A ninguno se le ocurre pensar que quizás Katharina haya sido la visionaria que les hizo el favor de crear eso que tanto bien les ha hecho, ese invento por el que no suelen censurarse y al contrario tienden a aplaudirse, ese objeto que se comercializa sin ningún pudor pese a las patéticas imágenes que pone en nuestra mente cuando reparamos en la obviedad de su destino: la muñeca inflable. Replicas de mujeres que miden un poco más de un metro con setenta, cuya contextura obedece a los parámetros aplicados a los cuerpos de las reinas, cuya nariz suele ser respingada, y cuya boca, vagina y pezones pese a estar siempre abiertamente dispuestos al acto sexual, jamás son pixelados en las fotografías que se publican de ellas.

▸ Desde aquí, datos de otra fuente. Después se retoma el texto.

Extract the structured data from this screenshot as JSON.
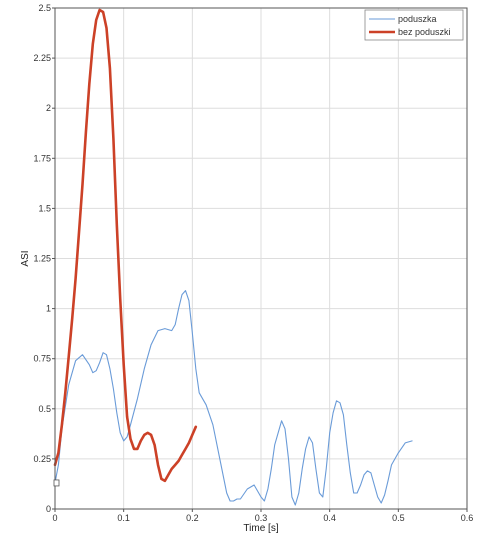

Por alguna razón el hombre que acude a la paja con una muñeca no sorprende a casi nadie, y no solo no resulta patético, desesperado, desquiciado y digno de burla, sino que además produce fenómenos como que algunas mujeres se hagan cirugías para simular ser una de ellas.

Caso contrario es el de una mujer que posa junto a un muñeco de paja, pues nada resulta más evidente que condenarla o mofarse de ella, incluso si su fotografía nada tenía de pajera, excepto claro por el material el muñeco. Resulta que su fotografía si tenía explicación: lo que Katharina muestra es la réplica que hizo de los médicos del hospital siquiátrico en el que había sido internada por sabotear las vías de un tren como acto político de protesta. Réplica que a menudo utilizaba como saco de boxeo para descargar su ira contra los hombres a quienes consideraba los verdaderos locos.